Using a process called "cellular reprogramming" to manipulate the levels of three naturally occurring proteins, researchers were able to turn fibroblast cells into precursors cells that form oligodendrocytes (oligodendrocyte progenitor cells, or OPCs). With this newly discovered technique, researchers were able to generate billions of induced OPCs (iOPCs) that were capable of regenerating new myelin coating around nerves after being transplanted into mice.
Researchers hope the new technique could also be used to treat human myelin disorders. In myelinating diseases, oligodendrocytes, that make myelin, generally become damaged or dysfunctional. With the loss of functional oligodendrocytes, the protective myelin sheath that normally insulates and protects nerves is lost.

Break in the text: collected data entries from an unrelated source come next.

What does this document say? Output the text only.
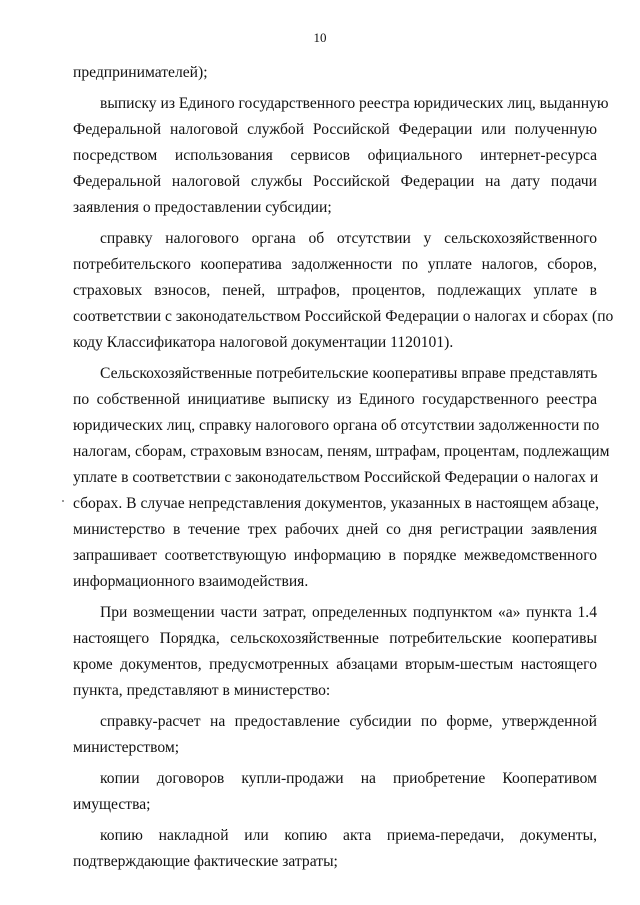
10
предпринимателей);
выписку из Единого государственного реестра юридических лиц, выданную
Федеральной налоговой службой Российской Федерации или полученную
посредством использования сервисов официального интернет-ресурса
Федеральной налоговой службы Российской Федерации на дату подачи
заявления о предоставлении субсидии;
справку налогового органа об отсутствии у сельскохозяйственного
потребительского кооператива задолженности по уплате налогов, сборов,
страховых взносов, пеней, штрафов, процентов, подлежащих уплате в
соответствии с законодательством Российской Федерации о налогах и сборах (по
коду Классификатора налоговой документации 1120101).
Сельскохозяйственные потребительские кооперативы вправе представлять
по собственной инициативе выписку из Единого государственного реестра
юридических лиц, справку налогового органа об отсутствии задолженности по
налогам, сборам, страховым взносам, пеням, штрафам, процентам, подлежащим
уплате в соответствии с законодательством Российской Федерации о налогах и
сборах. В случае непредставления документов, указанных в настоящем абзаце,
министерство в течение трех рабочих дней со дня регистрации заявления
запрашивает соответствующую информацию в порядке межведомственного
информационного взаимодействия.
При возмещении части затрат, определенных подпунктом «а» пункта 1.4
настоящего Порядка, сельскохозяйственные потребительские кооперативы
кроме документов, предусмотренных абзацами вторым-шестым настоящего
пункта, представляют в министерство:
справку-расчет на предоставление субсидии по форме, утвержденной
министерством;
копии договоров купли-продажи на приобретение Кооперативом
имущества;
копию накладной или копию акта приема-передачи, документы,
подтверждающие фактические затраты;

Researchers explain that a 'cure' requires the myelin coating to be regenerated by replacement oligodendrocytes. So far, OPCs and oligodendrocytes could only be reproduced from fetal tissue or pluripotent stem cells. While these techniques are valuable, they come with many limitations.
"With further optimization, this approach could provide a source of functional OPCs that will complement, and possibly obviate, the use of pluripotent stem cells and fetal cells in cell-based remyelinating therapies," researchers wrote in the study, according to U-T San Diego.
Researchers explain that the induced oligodendrocyte precursor cells, or iOPCs, are better than existing techniques because they only produce oligodendrocytes, whereas neural stem cells in induced neural stem cells produce other unwanted cells like neurons and astrocytes.
"The myelin repair field has been hampered by an inability to rapidly generate safe and effective sources of functional oligodendrocytes," co-author and myelin expert Robert Miller, PhD, professor of neurosciences at the Case Western Reserve School of Medicine explained in a statement. "The new technique may overcome all of these issues by providing a rapid and streamlined way to directly generate functional myelin producing cells," he said.
The next step is to show that the technique can be applied to human cells, and if successful, researchers believe the technique that transforms ordinary skin cells into functional brain cells could have widespread therapeutic application to human myelin disorders.